Nuestro Papa es un Papa que no pasa desapercibido. Forma, con Juan XXIII y Pablo VI el triunvirato pontificio que se ha encargado de llevar a la Iglesia al siglo XXI.

Para algunos nuestro Papa es demasiado conservador, y para otros demasiado revolucionario. ¿Dónde está la realidad?

Juan Pablo II revolucionó la manera de ver al Sumo Pontífice que teníamos los católicos y también que tenía el resto del mundo. El nuevo Papa, que se ponía un chándal y hacía footing por los venerables jardines del Vaticano, que bailaba con los niños, que no paraba de viajar y que se sentía más a gusto con los jóvenes que con los papeles de su despacho no era, ciertamente "un Papa a la antigua usanza". Juan Pablo II es el Papa que llegó del frío, que atravesó el Telón de Acero para llegar a Roma desde una Polonia dominada por la tiranía soviética que aniquiló a la bestia nazi para instalar en su lugar la bestia comunista. El Papa es hombre de fe inquebrantable, como inquebrantable es su voluntad.
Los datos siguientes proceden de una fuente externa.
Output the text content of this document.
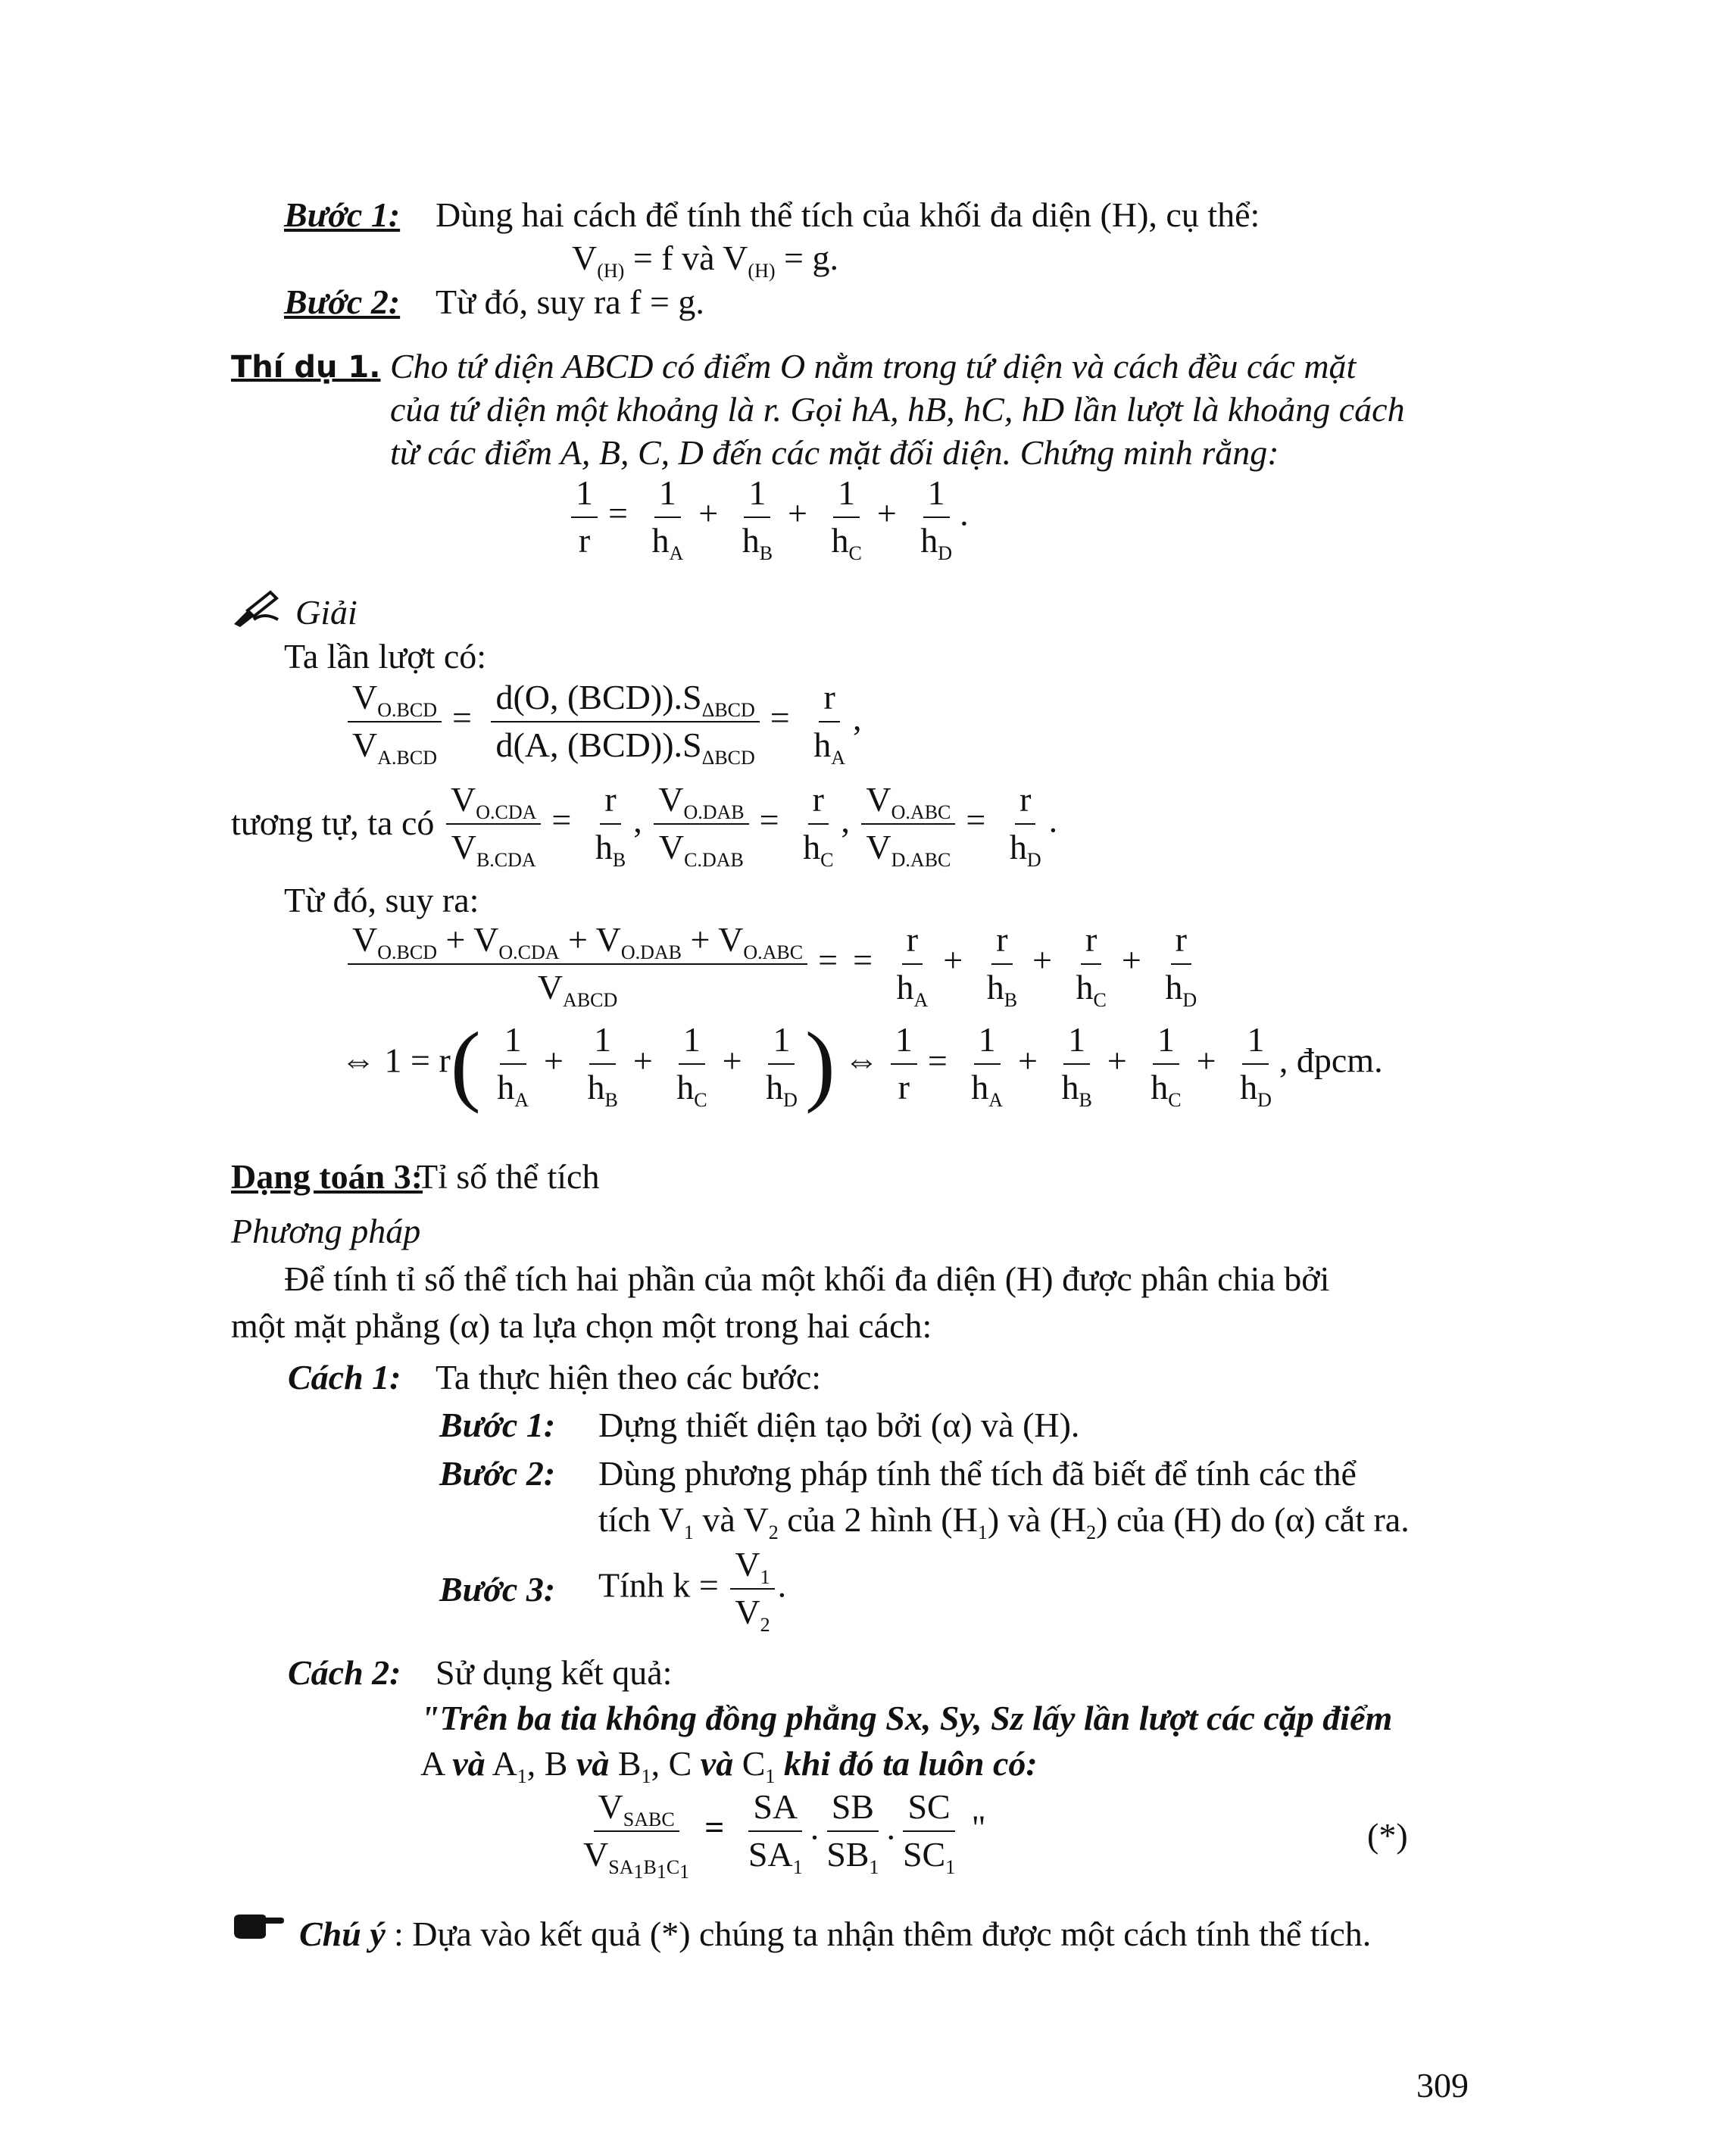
Bước 1: Dùng hai cách để tính thể tích của khối đa diện (H), cụ thể:
$V_{(H)} = f$ và $V_{(H)} = g$.
Bước 2: Từ đó, suy ra f = g.
Thí dụ 1. Cho tứ diện ABCD có điểm O nằm trong tứ diện và cách đều các mặt
của tứ diện một khoảng là r. Gọi hA, hB, hC, hD lần lượt là khoảng cách
từ các điểm A, B, C, D đến các mặt đối diện. Chứng minh rằng:
$\frac{1}{r} = \frac{1}{h_A} + \frac{1}{h_B} + \frac{1}{h_C} + \frac{1}{h_D}$ .
Giải
Ta lần lượt có:
$\frac{V_{O.BCD}}{V_{A.BCD}} = \frac{d(O, (BCD)).S_{\Delta BCD}}{d(A, (BCD)).S_{\Delta BCD}} = \frac{r}{h_A}$ ,
tương tự, ta có $\frac{V_{O.CDA}}{V_{B.CDA}} = \frac{r}{h_B}$ , $\frac{V_{O.DAB}}{V_{C.DAB}} = \frac{r}{h_C}$ , $\frac{V_{O.ABC}}{V_{D.ABC}} = \frac{r}{h_D}$ .
Từ đó, suy ra:
$\frac{V_{O.BCD} + V_{O.CDA} + V_{O.DAB} + V_{O.ABC}}{V_{ABCD}}$ = = $\frac{r}{h_A} + \frac{r}{h_B} + \frac{r}{h_C} + \frac{r}{h_D}$
⇔ $1 = r( \frac{1}{h_A} + \frac{1}{h_B} + \frac{1}{h_C} + \frac{1}{h_D}$ ) ⇔ $\frac{1}{r} = \frac{1}{h_A} + \frac{1}{h_B} + \frac{1}{h_C} + \frac{1}{h_D}$ , đpcm.
Dạng toán 3:
Tỉ số thể tích
Phương pháp
Để tính tỉ số thể tích hai phần của một khối đa diện (H) được phân chia bởi
một mặt phẳng (α) ta lựa chọn một trong hai cách:
Cách 1: Ta thực hiện theo các bước:
Bước 1: Dựng thiết diện tạo bởi (α) và (H).
Bước 2: Dùng phương pháp tính thể tích đã biết để tính các thể
tích $V_1$ và $V_2$ của 2 hình $(H_1)$ và $(H_2)$ của (H) do (α) cắt ra.
Bước 3: Tính $k = \frac{V_1}{V_2}$ .
Cách 2: Sử dụng kết quả:
"Trên ba tia không đồng phẳng Sx, Sy, Sz lấy lần lượt các cặp điểm
A và $A_1$, B và $B_1$, C và $C_1$ khi đó ta luôn có:
$\frac{V_{SABC}}{V_{SA_1B_1C_1}} = \frac{SA}{SA_1}$ . $\frac{SB}{SB_1}$ . $\frac{SC}{SC_1}$ "	(*)
Chú ý : Dựa vào kết quả (*) chúng ta nhận thêm được một cách tính thể tích.
309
No nos es difícil imaginar las condiciones en las que se desarrolló su vida como seminarista en plena ocupación nazi, y cómo se desarrollaría su vida como sacerdote en plena ocupación soviética.

Juan Pablo II es un Papa militante, un Papa al que no puede reprochársele que no haya dado la cara por las víctimas de la tiranía, hasta el punto de ser tiroteado por un asesino a sueldo pagado por los servicios secretos búlgaros en plena Plaza de San Pedro de Roma. Como todo hombre, nuestro Papa tiene sus defectos, pero el de la cobardía no está entre ellos.

Teólogo conservador, es a la vez un político liberal que no ha dudado en sentarse con los jefes de otras religiones a orar por la Paz Universal, en ir a la Sinagoga de Roma, en visitar países comunistas como Nicaragua o Cuba o en acudir a una Tierra Santa ¡siempre ensangrentada! para dar testimonio. Y yo creo que es por esa valentía de espíritu que le infunde su inquebrantable fe en Santa María por la que Juan Pablo II pasará a la Historia.